According to Monday’s study, fossils of human ancestors from the early days of humanity found in South African cave systems may be one million years older than originally thought.

According to the Proceedings of the National Academy of Sciences journal, they could be between 3.4 million and 3.6 million years of age. This is more than the time that Ethiopia’s famous Lucy or Dinkinesh fossil was discovered in 1974. It dates back to 3.2million years.

The Sterkfontein Caves are located 30 miles north of Johannesburg and contain ancient hominin fossils. They form part of a UNESCO World Heritage Site called the Cradle of Humankind. The hominins are humans and our ancestral relatives.
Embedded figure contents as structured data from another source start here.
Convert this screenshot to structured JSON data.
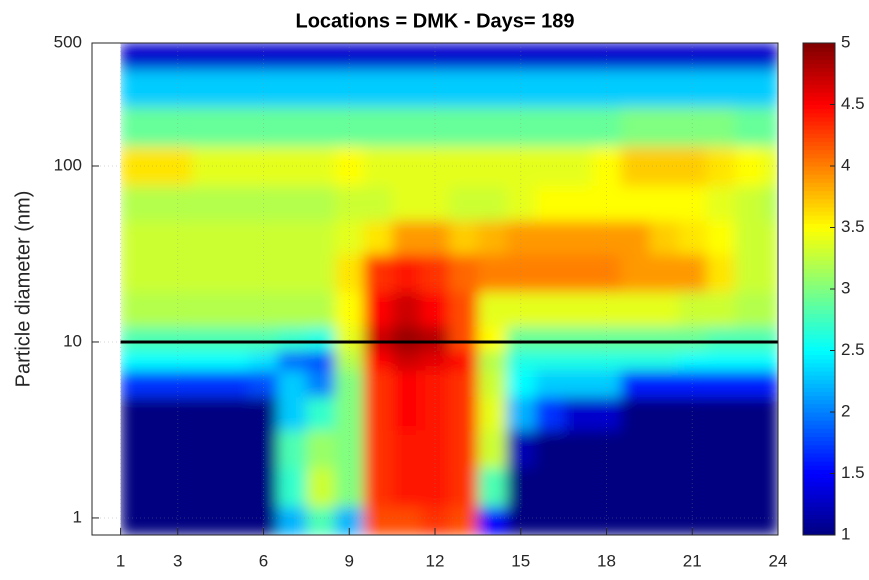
{
  "chart_data": {
    "type": "heatmap",
    "title": "Locations = DMK -  Days= 189",
    "ylabel": "Particle diameter (nm)",
    "colormap": "jet",
    "xlim": [
      0,
      24
    ],
    "xticks": [
      1,
      3,
      6,
      9,
      12,
      15,
      18,
      21,
      24
    ],
    "ylim": [
      0.8,
      500
    ],
    "yticks": [
      1,
      10,
      100,
      500
    ],
    "yscale": "log",
    "grid": true,
    "clim": [
      1,
      5
    ],
    "cticks": [
      1,
      1.5,
      2,
      2.5,
      3,
      3.5,
      4,
      4.5,
      5
    ],
    "hline": 10,
    "hline_color": "#000000",
    "x": [
      1,
      2,
      3,
      4,
      5,
      6,
      7,
      8,
      9,
      10,
      11,
      12,
      13,
      14,
      15,
      16,
      17,
      18,
      19,
      20,
      21,
      22,
      23,
      24
    ],
    "y": [
      0.9,
      1.5,
      2.5,
      4,
      6,
      8,
      10,
      15,
      25,
      40,
      60,
      100,
      170,
      280,
      450
    ],
    "z": [
      [
        1,
        1,
        1,
        1,
        1,
        1,
        2.2,
        2.8,
        2.2,
        4.2,
        4.2,
        4.3,
        4.2,
        1.5,
        1,
        1,
        1,
        1,
        1,
        1,
        1,
        1,
        1,
        1
      ],
      [
        1,
        1,
        1,
        1,
        1,
        1,
        2.7,
        3.3,
        3,
        4.3,
        4.4,
        4.4,
        4.3,
        2.8,
        1,
        1,
        1,
        1,
        1,
        1,
        1,
        1,
        1,
        1
      ],
      [
        1,
        1,
        1,
        1,
        1,
        1,
        2.8,
        3.1,
        3,
        4.3,
        4.4,
        4.4,
        4.3,
        3.3,
        1.2,
        1,
        1,
        1,
        1,
        1,
        1,
        1,
        1,
        1
      ],
      [
        1,
        1,
        1,
        1,
        1,
        1,
        2.3,
        2.7,
        3,
        4.3,
        4.5,
        4.4,
        4.3,
        3.4,
        2.2,
        1.7,
        1.3,
        1.3,
        1,
        1,
        1,
        1,
        1,
        1
      ],
      [
        1.7,
        1.7,
        1.7,
        1.7,
        1.7,
        1.8,
        2.3,
        2,
        3,
        4.3,
        4.5,
        4.4,
        4.3,
        3.3,
        2.5,
        2.3,
        2.3,
        2.3,
        1.6,
        1.6,
        1.6,
        1.6,
        1.6,
        1.6
      ],
      [
        2.5,
        2.5,
        2.5,
        2.5,
        2.5,
        2.4,
        1.9,
        1.8,
        3.2,
        4.5,
        4.7,
        4.6,
        4.5,
        3.2,
        2.6,
        2.6,
        2.6,
        2.6,
        2.6,
        2.6,
        2.5,
        2.5,
        2.5,
        2.5
      ],
      [
        2.8,
        2.8,
        2.8,
        2.8,
        2.8,
        2.8,
        2.7,
        2.6,
        3.4,
        4.7,
        4.9,
        4.8,
        4.2,
        3.5,
        2.9,
        2.9,
        2.9,
        2.9,
        2.9,
        2.9,
        2.9,
        2.8,
        2.8,
        2.8
      ],
      [
        3.2,
        3.2,
        3.2,
        3.2,
        3.2,
        3.2,
        3.2,
        3.2,
        3.5,
        4.5,
        4.7,
        4.5,
        4.2,
        3.4,
        3.4,
        3.4,
        3.4,
        3.4,
        3.4,
        3.4,
        3.3,
        3.3,
        3.2,
        3.2
      ],
      [
        3.3,
        3.3,
        3.3,
        3.3,
        3.3,
        3.3,
        3.3,
        3.3,
        3.6,
        4.3,
        4.4,
        4.3,
        4.1,
        4,
        4,
        4,
        4,
        4,
        3.9,
        3.9,
        3.9,
        3.6,
        3.3,
        3.3
      ],
      [
        3.3,
        3.3,
        3.3,
        3.3,
        3.3,
        3.3,
        3.3,
        3.3,
        3.4,
        3.6,
        3.9,
        3.9,
        3.7,
        3.8,
        3.9,
        3.9,
        3.9,
        3.9,
        3.9,
        3.7,
        3.6,
        3.5,
        3.3,
        3.3
      ],
      [
        3.2,
        3.2,
        3.2,
        3.2,
        3.2,
        3.2,
        3.2,
        3.2,
        3.3,
        3.3,
        3.4,
        3.4,
        3.3,
        3.3,
        3.4,
        3.5,
        3.5,
        3.5,
        3.5,
        3.5,
        3.5,
        3.4,
        3.3,
        3.2
      ],
      [
        3.6,
        3.6,
        3.6,
        3.4,
        3.4,
        3.4,
        3.4,
        3.4,
        3.5,
        3.4,
        3.4,
        3.4,
        3.4,
        3.4,
        3.4,
        3.4,
        3.4,
        3.5,
        3.7,
        3.7,
        3.7,
        3.6,
        3.5,
        3.4
      ],
      [
        2.9,
        2.9,
        2.9,
        2.9,
        2.9,
        2.9,
        2.9,
        2.9,
        2.9,
        2.9,
        2.9,
        2.9,
        2.9,
        2.9,
        2.9,
        2.9,
        2.9,
        2.9,
        3,
        3,
        3,
        3,
        2.9,
        2.9
      ],
      [
        2.3,
        2.3,
        2.3,
        2.3,
        2.3,
        2.3,
        2.3,
        2.3,
        2.3,
        2.3,
        2.3,
        2.3,
        2.3,
        2.3,
        2.3,
        2.3,
        2.3,
        2.3,
        2.3,
        2.3,
        2.3,
        2.3,
        2.3,
        2.3
      ],
      [
        1.3,
        1.3,
        1.3,
        1.3,
        1.3,
        1.3,
        1.3,
        1.3,
        1.3,
        1.3,
        1.3,
        1.3,
        1.3,
        1.3,
        1.3,
        1.3,
        1.3,
        1.3,
        1.3,
        1.3,
        1.3,
        1.3,
        1.3,
        1.3
      ]
    ]
  }
}
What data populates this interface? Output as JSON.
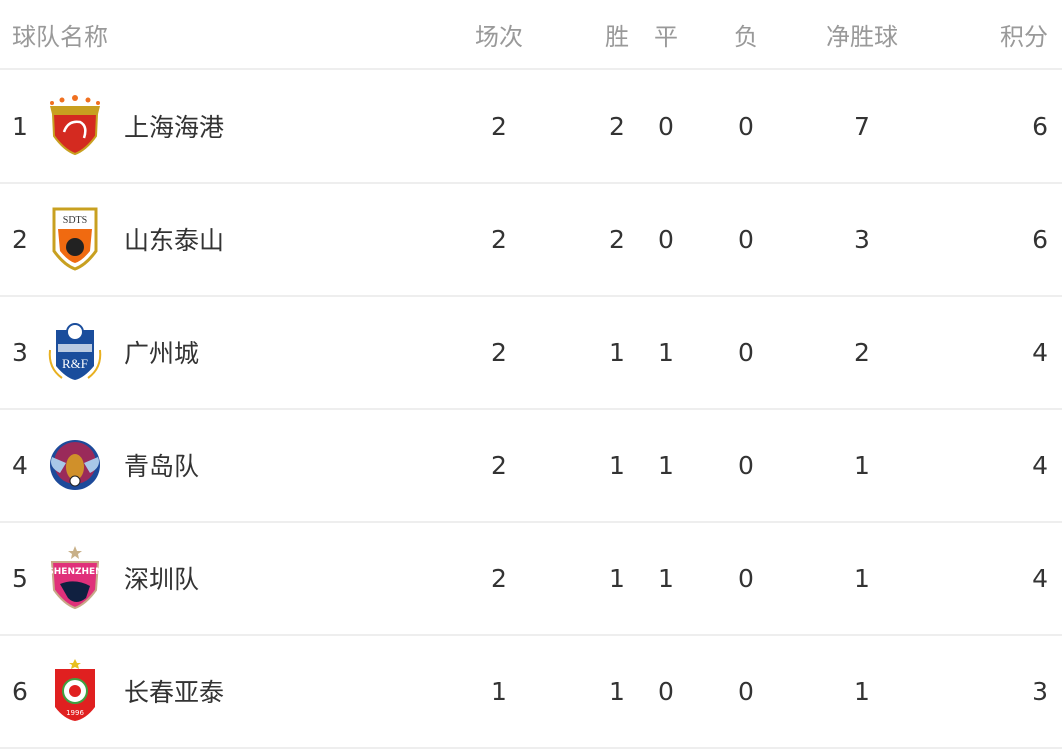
{
  "header": {
    "name": "球队名称",
    "played": "场次",
    "win": "胜",
    "draw": "平",
    "loss": "负",
    "gd": "净胜球",
    "pts": "积分"
  },
  "rows": [
    {
      "rank": "1",
      "name": "上海海港",
      "logo": "shanghai-port-logo",
      "played": "2",
      "win": "2",
      "draw": "0",
      "loss": "0",
      "gd": "7",
      "pts": "6"
    },
    {
      "rank": "2",
      "name": "山东泰山",
      "logo": "shandong-taishan-logo",
      "logo_text": "SDTS",
      "played": "2",
      "win": "2",
      "draw": "0",
      "loss": "0",
      "gd": "3",
      "pts": "6"
    },
    {
      "rank": "3",
      "name": "广州城",
      "logo": "guangzhou-city-logo",
      "logo_text": "R&F",
      "played": "2",
      "win": "1",
      "draw": "1",
      "loss": "0",
      "gd": "2",
      "pts": "4"
    },
    {
      "rank": "4",
      "name": "青岛队",
      "logo": "qingdao-logo",
      "played": "2",
      "win": "1",
      "draw": "1",
      "loss": "0",
      "gd": "1",
      "pts": "4"
    },
    {
      "rank": "5",
      "name": "深圳队",
      "logo": "shenzhen-logo",
      "logo_text": "SHENZHEN",
      "played": "2",
      "win": "1",
      "draw": "1",
      "loss": "0",
      "gd": "1",
      "pts": "4"
    },
    {
      "rank": "6",
      "name": "长春亚泰",
      "logo": "changchun-yatai-logo",
      "logo_text": "1996",
      "played": "1",
      "win": "1",
      "draw": "0",
      "loss": "0",
      "gd": "1",
      "pts": "3"
    }
  ]
}
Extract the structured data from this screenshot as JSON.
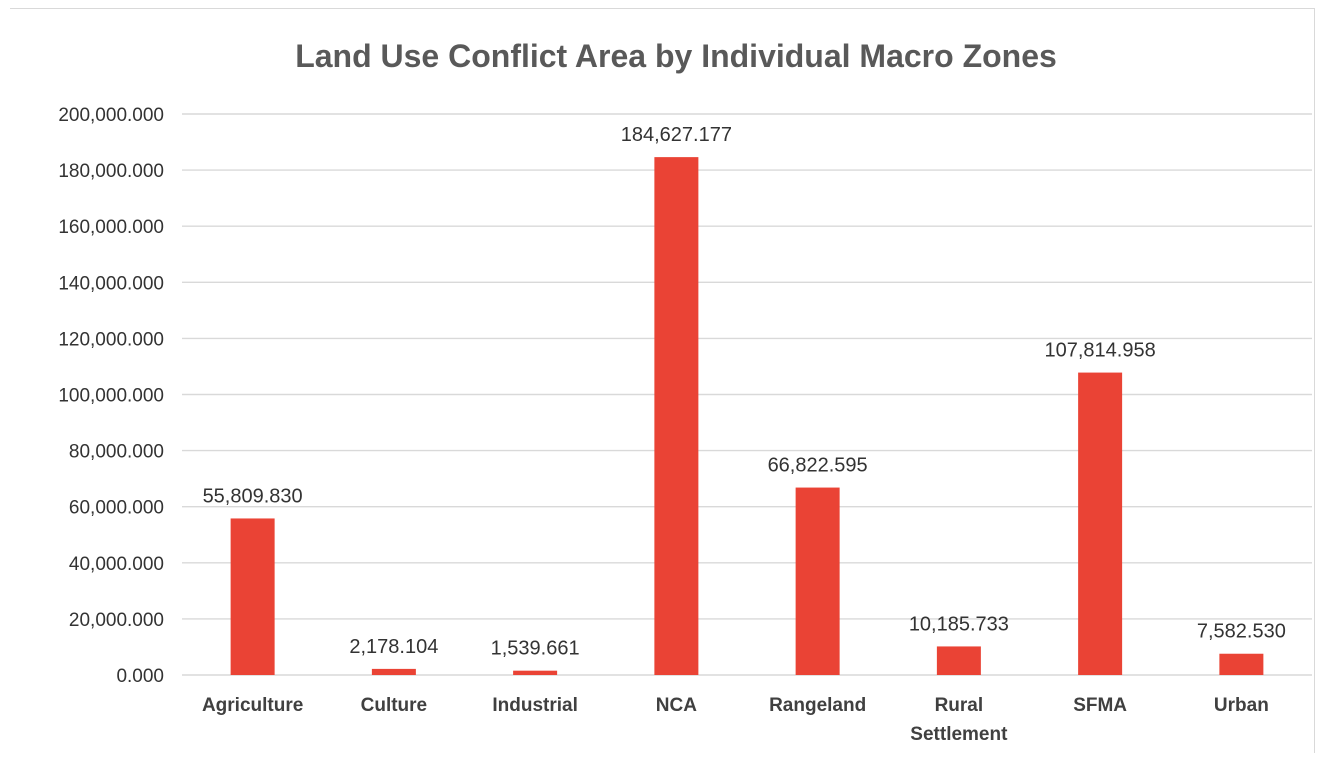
{
  "chart_data": {
    "type": "bar",
    "title": "Land Use Conflict Area by Individual Macro Zones",
    "xlabel": "",
    "ylabel": "",
    "categories": [
      [
        "Agriculture"
      ],
      [
        "Culture"
      ],
      [
        "Industrial"
      ],
      [
        "NCA"
      ],
      [
        "Rangeland"
      ],
      [
        "Rural",
        "Settlement"
      ],
      [
        "SFMA"
      ],
      [
        "Urban"
      ]
    ],
    "series": [
      {
        "values": [
          55809.83,
          2178.104,
          1539.661,
          184627.177,
          66822.595,
          10185.733,
          107814.958,
          7582.53
        ],
        "labels": [
          "55,809.830",
          "2,178.104",
          "1,539.661",
          "184,627.177",
          "66,822.595",
          "10,185.733",
          "107,814.958",
          "7,582.530"
        ]
      }
    ],
    "ylim": [
      0,
      200000
    ],
    "yticks": [
      0,
      20000,
      40000,
      60000,
      80000,
      100000,
      120000,
      140000,
      160000,
      180000,
      200000
    ],
    "ytick_labels": [
      "0.000",
      "20,000.000",
      "40,000.000",
      "60,000.000",
      "80,000.000",
      "100,000.000",
      "120,000.000",
      "140,000.000",
      "160,000.000",
      "180,000.000",
      "200,000.000"
    ],
    "bar_color": "#EA4335",
    "grid": true,
    "legend": "none"
  }
}
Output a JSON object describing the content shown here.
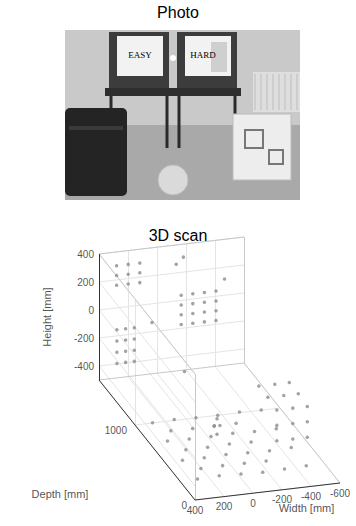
{
  "photo": {
    "title": "Photo",
    "board_labels": [
      "EASY",
      "HARD"
    ]
  },
  "chart_data": {
    "type": "scatter3d",
    "title": "3D scan",
    "xlabel": "Width [mm]",
    "ylabel": "Depth [mm]",
    "zlabel": "Height [mm]",
    "xlim": [
      -600,
      400
    ],
    "xticks": [
      400,
      200,
      0,
      -200,
      -400,
      -600
    ],
    "ylim": [
      0,
      1600
    ],
    "yticks": [
      0,
      1000
    ],
    "zlim": [
      -500,
      400
    ],
    "zticks": [
      -400,
      -200,
      0,
      200,
      400
    ],
    "grid": true,
    "color": "#8c8c8c",
    "marker": "circle",
    "points": [
      [
        300,
        200,
        -470
      ],
      [
        150,
        200,
        -465
      ],
      [
        0,
        200,
        -470
      ],
      [
        -150,
        200,
        -475
      ],
      [
        -300,
        200,
        -470
      ],
      [
        -450,
        200,
        -465
      ],
      [
        300,
        450,
        -470
      ],
      [
        150,
        450,
        -470
      ],
      [
        0,
        450,
        -465
      ],
      [
        -150,
        450,
        -470
      ],
      [
        -300,
        450,
        -475
      ],
      [
        -450,
        450,
        -470
      ],
      [
        300,
        700,
        -465
      ],
      [
        150,
        700,
        -470
      ],
      [
        0,
        700,
        -470
      ],
      [
        -150,
        700,
        -465
      ],
      [
        -300,
        700,
        -470
      ],
      [
        -450,
        700,
        -470
      ],
      [
        300,
        950,
        -470
      ],
      [
        150,
        950,
        -465
      ],
      [
        0,
        950,
        -470
      ],
      [
        -150,
        950,
        -470
      ],
      [
        -300,
        950,
        -465
      ],
      [
        -450,
        950,
        -470
      ],
      [
        225,
        325,
        -470
      ],
      [
        75,
        325,
        -468
      ],
      [
        -75,
        325,
        -470
      ],
      [
        -225,
        325,
        -472
      ],
      [
        225,
        575,
        -470
      ],
      [
        75,
        575,
        -470
      ],
      [
        -75,
        575,
        -466
      ],
      [
        -225,
        575,
        -470
      ],
      [
        225,
        825,
        -468
      ],
      [
        75,
        825,
        -470
      ],
      [
        -75,
        825,
        -470
      ],
      [
        -225,
        825,
        -470
      ],
      [
        380,
        1350,
        -250
      ],
      [
        320,
        1350,
        -250
      ],
      [
        260,
        1350,
        -250
      ],
      [
        380,
        1350,
        -170
      ],
      [
        320,
        1350,
        -170
      ],
      [
        260,
        1350,
        -170
      ],
      [
        380,
        1350,
        -90
      ],
      [
        320,
        1350,
        -90
      ],
      [
        260,
        1350,
        -90
      ],
      [
        380,
        1350,
        -10
      ],
      [
        320,
        1350,
        -10
      ],
      [
        260,
        1350,
        -10
      ],
      [
        320,
        1500,
        220
      ],
      [
        240,
        1500,
        220
      ],
      [
        160,
        1500,
        220
      ],
      [
        320,
        1500,
        290
      ],
      [
        240,
        1500,
        290
      ],
      [
        160,
        1500,
        290
      ],
      [
        320,
        1500,
        360
      ],
      [
        240,
        1500,
        360
      ],
      [
        160,
        1500,
        360
      ],
      [
        40,
        1100,
        120
      ],
      [
        -40,
        1100,
        120
      ],
      [
        -120,
        1100,
        120
      ],
      [
        -200,
        1100,
        120
      ],
      [
        40,
        1100,
        190
      ],
      [
        -40,
        1100,
        190
      ],
      [
        -120,
        1100,
        190
      ],
      [
        -200,
        1100,
        190
      ],
      [
        40,
        1100,
        260
      ],
      [
        -40,
        1100,
        260
      ],
      [
        -120,
        1100,
        260
      ],
      [
        -200,
        1100,
        260
      ],
      [
        40,
        1100,
        330
      ],
      [
        -40,
        1100,
        330
      ],
      [
        -120,
        1100,
        330
      ],
      [
        -200,
        1100,
        330
      ],
      [
        -330,
        400,
        -380
      ],
      [
        -440,
        400,
        -380
      ],
      [
        -540,
        400,
        -380
      ],
      [
        -330,
        400,
        -270
      ],
      [
        -440,
        400,
        -270
      ],
      [
        -540,
        400,
        -270
      ],
      [
        -330,
        400,
        -160
      ],
      [
        -440,
        400,
        -160
      ],
      [
        -540,
        400,
        -160
      ],
      [
        -330,
        550,
        -150
      ],
      [
        -440,
        550,
        -150
      ],
      [
        -540,
        550,
        -150
      ],
      [
        -330,
        700,
        -150
      ],
      [
        -440,
        700,
        -150
      ],
      [
        -540,
        700,
        -150
      ],
      [
        0,
        600,
        -400
      ],
      [
        20,
        600,
        -340
      ],
      [
        -20,
        600,
        -340
      ],
      [
        0,
        600,
        -290
      ],
      [
        -50,
        1400,
        380
      ],
      [
        -120,
        1450,
        395
      ],
      [
        -300,
        1200,
        350
      ],
      [
        200,
        1200,
        100
      ],
      [
        100,
        900,
        -100
      ]
    ]
  }
}
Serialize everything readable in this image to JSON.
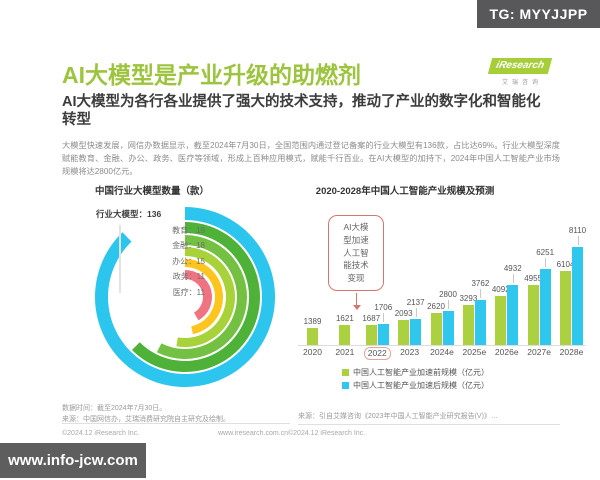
{
  "overlays": {
    "tg_badge": "TG: MYYJJPP",
    "watermark": "www.info-jcw.com"
  },
  "logo": {
    "brand": "iResearch",
    "brand_cn": "艾瑞咨询"
  },
  "header": {
    "title": "AI大模型是产业升级的助燃剂",
    "subtitle": "AI大模型为各行各业提供了强大的技术支持，推动了产业的数字化和智能化转型",
    "paragraph": "大模型快速发展，网信办数据显示，截至2024年7月30日，全国范围内通过登记备案的行业大模型有136款，占比达69%。行业大模型深度赋能教育、金融、办公、政务、医疗等领域，形成上百种应用模式，赋能千行百业。在AI大模型的加持下，2024年中国人工智能产业市场规模将达2800亿元。"
  },
  "chart_data": [
    {
      "type": "bar",
      "layout": "radial",
      "title": "中国行业大模型数量（款）",
      "total": {
        "label": "行业大模型",
        "value": 136
      },
      "categories": [
        "教育",
        "金融",
        "办公",
        "政务",
        "医疗"
      ],
      "values": [
        19,
        18,
        15,
        11,
        11
      ],
      "colors": [
        "#4eb238",
        "#73c043",
        "#a8d239",
        "#fdc51e",
        "#ef7380"
      ],
      "total_color": "#2bc5ee",
      "total_sweep_deg": 316,
      "sweeps_deg": [
        225,
        207,
        190,
        168,
        150
      ]
    },
    {
      "type": "bar",
      "title": "2020-2028年中国人工智能产业规模及预测",
      "categories": [
        "2020",
        "2021",
        "2022",
        "2023",
        "2024e",
        "2025e",
        "2026e",
        "2027e",
        "2028e"
      ],
      "series": [
        {
          "name": "中国人工智能产业加速前规模（亿元）",
          "color": "#abd140",
          "values": [
            1389,
            1621,
            1687,
            2093,
            2620,
            3293,
            4092,
            4955,
            6104
          ]
        },
        {
          "name": "中国人工智能产业加速后规模（亿元）",
          "color": "#30c7ee",
          "values": [
            null,
            null,
            1706,
            2137,
            2800,
            3762,
            4932,
            6251,
            8110
          ]
        }
      ],
      "ylim": [
        0,
        8110
      ],
      "highlighted_category": "2022",
      "annotation": "AI大模\n型加速\n人工智\n能技术\n变现",
      "legend_position": "bottom",
      "grid": false
    }
  ],
  "footnotes": {
    "left_line1": "数据时间：截至2024年7月30日。",
    "left_line2": "来源：中国网信办，艾瑞消费研究院自主研究及绘制。",
    "right_source": "来源：引自艾媒咨询《2023年中国人工智能产业研究报告(V)》…",
    "copyright_left": "©2024.12 iResearch Inc.",
    "copyright_right": "©2024.12 iResearch Inc.",
    "site": "www.iresearch.com.cn"
  }
}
However, they do not include the great apes.

“Because Sterkfontein contains the largest concentration Australopithecus fossils from an individual site of Africa, it has been a crucial part of research and debates about our ancestry,” Kathleen Kuman, who was part the Purdue University research team, said to NBC News.

Kuman, an emeritus professor at the University of the Witwatersrand added that the new data “show that these South African hominid fossils were largely contemporan with species in East Africa like Australopithecus.afarensis, and are unlikely to have been their descendants, better revealing the complex nature of how species evolved in the distant past.”

Purdue University released a press release stating that Lucy, Dinkinesh, and Australopithecus Africanus, Lucy’s species, date back to around 3.9 million years ago. The university also stated that they used new technology to date the fossils from South Africa. Scientists had previously believed the fossils were between 2 and 2.5 million years old.

This study has rekindled the debate about the origins and evolution of modern humans.

Kuman stated, “The new dates help us to place these evolutionary developments more precisely in time.”

Study lead Darryl Granger’s team used accelerator mass spectrometry to measure radioactive nuclides in the rocks, as well as geologic mapping to help date the Australopithecus-bearing sediments at Sterkfontein, Purdue University said in the news release.

It said that although the Sterkfontein Cave system preserves a long history hominin occupation in this area, dating fossils can prove difficult because rocks and bones have tumbled to ground level.

It was added that dating fossils in East Africa is much easier as researchers can use layers made of volcanic ash to determine their age.